Appellant further claims that the ordinance lacks adequate standards in that its requirement that the pawnbroker deliver photographs to law enforcement officers upon request is not limited to photographs relating to stolen articles. These photographs are not private papers or records but are public or quasi-public in character, and therefore, under the city’s police power to regulate this type of business, they are subject to inspection without a showing that the items in question have been stolen, or that there is probable cause to believe *841that the law has been violated. Bowles v. Insel, 148 F.2d 91 (3rd Cir., 1945); Fleming v. Montgomery Ward & Co., 114 F.2d 384 (7th Cir., 1940), cert. den. 311 U.S. 690, 61 S.Ct. 71, 85 L.Ed. 446.
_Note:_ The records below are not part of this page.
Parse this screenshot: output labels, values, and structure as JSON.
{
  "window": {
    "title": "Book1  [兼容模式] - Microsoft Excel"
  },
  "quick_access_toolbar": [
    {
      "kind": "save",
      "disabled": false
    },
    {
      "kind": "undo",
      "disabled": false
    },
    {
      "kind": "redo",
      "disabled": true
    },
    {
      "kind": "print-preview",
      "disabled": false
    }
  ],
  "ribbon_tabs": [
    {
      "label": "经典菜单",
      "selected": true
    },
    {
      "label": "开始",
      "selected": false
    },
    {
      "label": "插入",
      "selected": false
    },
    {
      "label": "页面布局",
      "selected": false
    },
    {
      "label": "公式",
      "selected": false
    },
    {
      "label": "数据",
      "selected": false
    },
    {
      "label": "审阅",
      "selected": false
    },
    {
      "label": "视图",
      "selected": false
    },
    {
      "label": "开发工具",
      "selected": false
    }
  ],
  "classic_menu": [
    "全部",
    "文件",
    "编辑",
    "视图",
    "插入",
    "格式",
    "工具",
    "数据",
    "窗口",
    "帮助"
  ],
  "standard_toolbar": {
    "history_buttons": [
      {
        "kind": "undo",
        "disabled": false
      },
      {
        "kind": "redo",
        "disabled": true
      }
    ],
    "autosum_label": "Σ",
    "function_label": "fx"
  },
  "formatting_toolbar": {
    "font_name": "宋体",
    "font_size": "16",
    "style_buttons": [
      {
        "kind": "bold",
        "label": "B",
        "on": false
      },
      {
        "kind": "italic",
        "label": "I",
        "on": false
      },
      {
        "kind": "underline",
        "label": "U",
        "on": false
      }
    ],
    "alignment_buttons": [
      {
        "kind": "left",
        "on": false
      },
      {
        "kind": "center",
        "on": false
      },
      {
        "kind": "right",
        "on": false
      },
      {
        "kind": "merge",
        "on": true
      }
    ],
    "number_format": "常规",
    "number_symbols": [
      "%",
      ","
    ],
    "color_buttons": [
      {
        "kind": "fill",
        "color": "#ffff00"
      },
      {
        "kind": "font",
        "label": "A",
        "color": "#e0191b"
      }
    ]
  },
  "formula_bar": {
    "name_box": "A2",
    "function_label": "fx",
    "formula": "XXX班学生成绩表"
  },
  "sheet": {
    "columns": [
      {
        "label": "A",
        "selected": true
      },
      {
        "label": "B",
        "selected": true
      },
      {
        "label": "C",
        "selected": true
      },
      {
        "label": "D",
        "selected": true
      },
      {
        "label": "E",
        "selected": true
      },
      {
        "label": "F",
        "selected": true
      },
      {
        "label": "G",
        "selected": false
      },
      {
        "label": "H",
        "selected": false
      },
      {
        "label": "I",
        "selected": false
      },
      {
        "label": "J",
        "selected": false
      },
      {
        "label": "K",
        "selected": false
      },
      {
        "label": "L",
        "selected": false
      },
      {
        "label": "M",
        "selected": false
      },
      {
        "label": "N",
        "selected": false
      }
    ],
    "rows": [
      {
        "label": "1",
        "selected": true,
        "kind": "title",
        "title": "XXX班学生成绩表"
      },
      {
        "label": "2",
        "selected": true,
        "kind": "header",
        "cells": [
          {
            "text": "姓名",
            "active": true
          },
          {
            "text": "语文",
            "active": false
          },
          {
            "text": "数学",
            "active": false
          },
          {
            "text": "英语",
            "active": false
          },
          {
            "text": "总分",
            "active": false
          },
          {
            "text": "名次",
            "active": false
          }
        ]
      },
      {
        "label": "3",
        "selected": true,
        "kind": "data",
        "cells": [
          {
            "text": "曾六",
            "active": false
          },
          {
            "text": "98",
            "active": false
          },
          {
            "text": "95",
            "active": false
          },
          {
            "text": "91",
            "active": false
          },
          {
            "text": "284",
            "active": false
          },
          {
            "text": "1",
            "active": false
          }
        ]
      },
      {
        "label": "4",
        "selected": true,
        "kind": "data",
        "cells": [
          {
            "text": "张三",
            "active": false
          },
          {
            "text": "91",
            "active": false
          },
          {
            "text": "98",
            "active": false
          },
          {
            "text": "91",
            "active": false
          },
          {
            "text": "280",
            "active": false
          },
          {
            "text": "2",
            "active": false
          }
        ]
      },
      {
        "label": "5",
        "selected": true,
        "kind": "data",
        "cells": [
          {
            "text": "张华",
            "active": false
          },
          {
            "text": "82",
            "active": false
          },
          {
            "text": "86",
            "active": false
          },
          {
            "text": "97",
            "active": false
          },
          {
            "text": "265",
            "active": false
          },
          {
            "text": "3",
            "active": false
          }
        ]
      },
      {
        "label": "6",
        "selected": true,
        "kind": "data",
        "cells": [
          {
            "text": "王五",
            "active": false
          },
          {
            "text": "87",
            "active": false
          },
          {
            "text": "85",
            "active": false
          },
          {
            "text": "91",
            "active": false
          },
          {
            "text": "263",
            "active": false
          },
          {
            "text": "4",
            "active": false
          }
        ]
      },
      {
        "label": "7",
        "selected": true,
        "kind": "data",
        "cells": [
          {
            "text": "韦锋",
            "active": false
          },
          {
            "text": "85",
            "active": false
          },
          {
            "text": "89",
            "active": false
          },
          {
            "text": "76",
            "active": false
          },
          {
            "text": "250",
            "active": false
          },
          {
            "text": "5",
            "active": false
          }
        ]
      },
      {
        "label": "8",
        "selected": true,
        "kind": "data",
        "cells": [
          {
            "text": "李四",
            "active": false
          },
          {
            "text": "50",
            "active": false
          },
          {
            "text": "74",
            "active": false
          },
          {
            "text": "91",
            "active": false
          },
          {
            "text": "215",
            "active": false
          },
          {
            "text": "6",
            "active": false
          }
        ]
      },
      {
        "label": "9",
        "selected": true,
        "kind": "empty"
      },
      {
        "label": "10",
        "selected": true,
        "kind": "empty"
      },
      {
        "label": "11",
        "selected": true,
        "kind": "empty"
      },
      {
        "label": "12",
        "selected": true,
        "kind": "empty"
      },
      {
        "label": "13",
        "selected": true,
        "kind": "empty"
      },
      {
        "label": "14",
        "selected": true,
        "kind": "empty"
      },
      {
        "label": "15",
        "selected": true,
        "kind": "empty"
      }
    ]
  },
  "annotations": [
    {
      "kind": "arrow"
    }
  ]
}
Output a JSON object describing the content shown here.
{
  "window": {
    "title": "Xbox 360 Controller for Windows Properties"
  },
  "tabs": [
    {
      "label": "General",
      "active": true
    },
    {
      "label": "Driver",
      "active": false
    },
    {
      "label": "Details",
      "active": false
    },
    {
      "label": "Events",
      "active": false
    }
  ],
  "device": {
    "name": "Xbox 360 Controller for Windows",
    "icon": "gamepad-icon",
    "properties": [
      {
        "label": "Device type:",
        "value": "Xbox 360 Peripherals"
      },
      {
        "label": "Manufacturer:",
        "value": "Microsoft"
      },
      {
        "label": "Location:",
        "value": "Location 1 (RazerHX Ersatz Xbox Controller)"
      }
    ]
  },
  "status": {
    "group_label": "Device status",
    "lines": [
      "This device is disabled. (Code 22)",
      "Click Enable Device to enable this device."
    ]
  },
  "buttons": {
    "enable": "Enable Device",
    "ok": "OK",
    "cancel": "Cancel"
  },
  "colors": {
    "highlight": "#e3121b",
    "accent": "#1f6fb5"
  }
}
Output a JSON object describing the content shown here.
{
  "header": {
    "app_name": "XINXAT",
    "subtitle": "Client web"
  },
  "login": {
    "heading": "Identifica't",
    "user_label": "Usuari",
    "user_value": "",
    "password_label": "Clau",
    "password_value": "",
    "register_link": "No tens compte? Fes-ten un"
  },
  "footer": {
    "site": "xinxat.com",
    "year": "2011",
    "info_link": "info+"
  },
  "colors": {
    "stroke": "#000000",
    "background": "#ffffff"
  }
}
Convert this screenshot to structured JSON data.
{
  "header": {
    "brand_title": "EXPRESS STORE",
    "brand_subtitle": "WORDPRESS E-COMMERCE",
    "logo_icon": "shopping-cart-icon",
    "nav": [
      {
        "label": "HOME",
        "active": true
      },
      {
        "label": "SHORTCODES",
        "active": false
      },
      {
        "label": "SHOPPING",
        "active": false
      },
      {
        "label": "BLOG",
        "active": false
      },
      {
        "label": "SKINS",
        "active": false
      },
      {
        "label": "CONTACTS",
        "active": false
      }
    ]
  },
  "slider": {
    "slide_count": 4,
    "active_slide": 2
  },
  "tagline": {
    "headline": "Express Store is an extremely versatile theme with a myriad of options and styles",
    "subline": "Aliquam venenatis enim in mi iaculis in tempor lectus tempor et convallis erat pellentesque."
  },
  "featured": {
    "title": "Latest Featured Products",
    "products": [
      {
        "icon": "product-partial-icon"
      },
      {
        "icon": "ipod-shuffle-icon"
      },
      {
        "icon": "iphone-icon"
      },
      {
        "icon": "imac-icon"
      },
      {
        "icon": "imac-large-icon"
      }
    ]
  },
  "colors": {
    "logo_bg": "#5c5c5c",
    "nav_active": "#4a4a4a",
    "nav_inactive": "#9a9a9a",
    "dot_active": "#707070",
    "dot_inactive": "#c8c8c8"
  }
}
We find no constitutional infirmity in the ordinance in question on any of the grounds advanced by appellant, and therefore affirm the judgment of the circuit court upholding its validity.

STOCKARD, C., concurs.

PER CURIAM:

The foregoing opinion by HOUSER, C., is adopted as the opinion of the court.

All of the Judges concur.

. § 700.130 provides: “ ⅝ * * Every pawnbroker shall display a notice to ids customers in a prominent place to the effect that he is required to photograph every person pawning or selling an item to him, by city ordinance.”